Home Jacob Burckhardt vor dem Mysterium des Kunstwerks

 

 

Den vierteiligen Zyklus, den der «Verein der Freunde des Kunstmuseums» [Basel] diesen Winter [1969/70] durchführt, eröffnete Professor Dr. Werner Kaegi mit dem Vortrag «Jacob Burckhardt und die Philosophie der Kunst. Biographische Randbemerkungen».

 

Im vollbesetzten Vortragssaal des Kunstmuseums sprach dieser wohl beste Kenner Jacob Burckhardts - vier Bände seiner Biographie dieses grossen Baslers sind bereits erschienen - über das Verhältnis des Gelehrten zur Ästhetik. Im Wintersemester 1841/42 hörte Burckhardt zusammen mit Bakunin, Engels, Kierkegaard und vielen andern - allerdings nur sporadisch - die Vorlesungen Schellings in Berlin. Er nahm jedoch weder dessen Ästhetik noch dessen Philosophie auf, sondern pflegte ganz grundsätzlich eine äusserst vorsichtige Haltung zur Ästhetik, vor allem wenn sie als «systematische» auftrat, an den Tag zu legen.

 

Was Burckhardts Beziehung zur Kunst prägte, war nämlich die tiefe Scheu vor dem Unaussprechlichen, die Achtung dieses Wunders, das die Seele treffen soll. Er fand, eine Ahnung von Weltgedanken bewege die Kunst, und darum gebe es auch nur ein Ahnen und Fühlen dieses himmlischen Seelenhauchs.

 

Die Auffassung, dass Kunst eine «Offenbarung des Höchsten», ein «Geschenk der Gottheit» sei, durchzog sein Leben mit grosser Konstanz. Er entwickelte keine Kunsttheorie, ja seine ästhetischen Ansichten sind recht spärlich in den Schriften und Vorlesungsmanuskripten aufzuweisen.

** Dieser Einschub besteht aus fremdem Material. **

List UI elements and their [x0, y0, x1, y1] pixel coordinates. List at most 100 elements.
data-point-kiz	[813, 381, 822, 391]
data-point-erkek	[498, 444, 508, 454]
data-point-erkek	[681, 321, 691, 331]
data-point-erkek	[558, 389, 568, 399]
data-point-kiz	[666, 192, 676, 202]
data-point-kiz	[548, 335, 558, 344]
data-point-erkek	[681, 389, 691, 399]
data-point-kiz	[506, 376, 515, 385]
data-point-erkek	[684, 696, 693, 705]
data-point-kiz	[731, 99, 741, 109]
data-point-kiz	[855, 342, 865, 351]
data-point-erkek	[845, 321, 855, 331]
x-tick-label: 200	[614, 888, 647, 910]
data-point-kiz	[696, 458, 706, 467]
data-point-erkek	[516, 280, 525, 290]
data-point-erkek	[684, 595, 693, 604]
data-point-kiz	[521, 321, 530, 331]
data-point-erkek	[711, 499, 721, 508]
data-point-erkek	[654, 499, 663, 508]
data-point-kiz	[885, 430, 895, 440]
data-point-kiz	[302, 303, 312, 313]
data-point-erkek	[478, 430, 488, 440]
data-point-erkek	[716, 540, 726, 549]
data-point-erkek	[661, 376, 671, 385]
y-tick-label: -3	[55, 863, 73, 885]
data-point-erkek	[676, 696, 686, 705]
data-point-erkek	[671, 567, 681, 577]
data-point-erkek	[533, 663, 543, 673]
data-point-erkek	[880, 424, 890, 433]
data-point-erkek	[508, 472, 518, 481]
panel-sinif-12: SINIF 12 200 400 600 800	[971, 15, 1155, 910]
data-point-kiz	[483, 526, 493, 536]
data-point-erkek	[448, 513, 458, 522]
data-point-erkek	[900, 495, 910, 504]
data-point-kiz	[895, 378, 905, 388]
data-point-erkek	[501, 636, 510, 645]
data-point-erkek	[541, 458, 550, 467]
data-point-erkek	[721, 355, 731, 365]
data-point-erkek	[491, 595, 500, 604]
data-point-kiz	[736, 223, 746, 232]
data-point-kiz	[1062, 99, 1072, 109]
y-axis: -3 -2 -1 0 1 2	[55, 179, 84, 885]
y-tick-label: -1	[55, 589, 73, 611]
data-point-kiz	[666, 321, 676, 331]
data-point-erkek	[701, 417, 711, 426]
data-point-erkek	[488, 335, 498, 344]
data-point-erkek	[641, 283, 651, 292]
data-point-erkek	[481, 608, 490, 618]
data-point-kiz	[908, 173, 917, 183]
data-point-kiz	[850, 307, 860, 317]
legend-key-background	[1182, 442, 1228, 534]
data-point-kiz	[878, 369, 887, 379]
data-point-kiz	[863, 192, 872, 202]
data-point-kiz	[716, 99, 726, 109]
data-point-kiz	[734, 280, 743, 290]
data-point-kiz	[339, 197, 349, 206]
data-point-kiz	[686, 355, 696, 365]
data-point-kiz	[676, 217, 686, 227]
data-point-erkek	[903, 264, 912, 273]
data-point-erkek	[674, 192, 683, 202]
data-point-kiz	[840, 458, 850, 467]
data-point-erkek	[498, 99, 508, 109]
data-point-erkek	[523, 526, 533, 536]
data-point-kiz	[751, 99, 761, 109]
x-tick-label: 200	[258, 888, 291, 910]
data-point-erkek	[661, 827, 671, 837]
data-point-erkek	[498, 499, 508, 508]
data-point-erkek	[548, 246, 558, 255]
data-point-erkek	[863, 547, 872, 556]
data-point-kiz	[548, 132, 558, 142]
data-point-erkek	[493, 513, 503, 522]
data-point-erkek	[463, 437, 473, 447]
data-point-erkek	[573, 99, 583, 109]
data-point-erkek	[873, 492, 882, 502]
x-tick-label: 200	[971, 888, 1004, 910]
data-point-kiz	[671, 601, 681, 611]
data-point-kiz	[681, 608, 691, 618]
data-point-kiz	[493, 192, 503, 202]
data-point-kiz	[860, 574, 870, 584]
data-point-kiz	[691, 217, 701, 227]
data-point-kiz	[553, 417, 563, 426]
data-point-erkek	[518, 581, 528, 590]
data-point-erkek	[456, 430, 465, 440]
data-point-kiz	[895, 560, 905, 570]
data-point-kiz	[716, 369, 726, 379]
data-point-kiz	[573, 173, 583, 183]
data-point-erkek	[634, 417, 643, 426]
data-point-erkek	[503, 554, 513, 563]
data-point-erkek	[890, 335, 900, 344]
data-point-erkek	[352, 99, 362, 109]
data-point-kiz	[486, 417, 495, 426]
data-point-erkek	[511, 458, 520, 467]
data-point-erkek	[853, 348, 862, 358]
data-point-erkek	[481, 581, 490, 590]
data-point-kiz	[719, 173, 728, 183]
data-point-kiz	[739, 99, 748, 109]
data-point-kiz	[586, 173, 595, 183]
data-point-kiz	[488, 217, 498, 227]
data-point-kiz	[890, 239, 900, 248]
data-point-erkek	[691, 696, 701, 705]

Einzig über die Maler der Renaissance sprach er immer wieder ausführlich: Die grossen Meister - «Menschen göttlichen Geschlechts» - sammeln aus Gaben des Himmels das Ewige zu unvergänglichen Kunstwerken, die eine vielgestaltige Offenbarung des Göttlichen bilden.

 

In den «Weltgeschichtlichen Betrachtungen» schliesslich kommt die Kunst als wesentlicher Bestandteil der dritten «Potenz» (ein Begriff von Schelling), der Kultur, vor. Sie emanzipierte sich aus den beiden andern Potenzen der Weltgeschichte, Staat und Religion. Ist Kultur die Offenbarung des Geistes der Völker, so ist derjenige Geist, der das Kunstwerk trägt, nicht der individuelle, sondern der Weltgeist. Sein Hauptkennzeichen ist die Spontaneität; der Geist ist wandelbar, ein «Wühler».

 

Die «Weltgeschichtlichen Betrachtungen» wurden bekanntlich in direkter Auseinandersetzung mit einem Buch des Schelling-Schülers Ernst von Lasaulx geschrieben, der ein langjähriger Freund der Basler Kunstmäzenin Emily Linder war.

 

Jacob Burckhardt zählt zwar nicht wie etwa die Nazarener zu den Kunstpietisten, die meinen, Kunst erlahme, wenn sie aus dem Bereich der Religion und der Kirche trete, doch - so schloss Professor Kaegi den weiten Rahmen seiner biographischen Anmerkungen - kann man ihn in gewisser Hinsicht als Nachfahren des Mystikers Jakob Böhme betrachten, den er sehr hoch schätzte.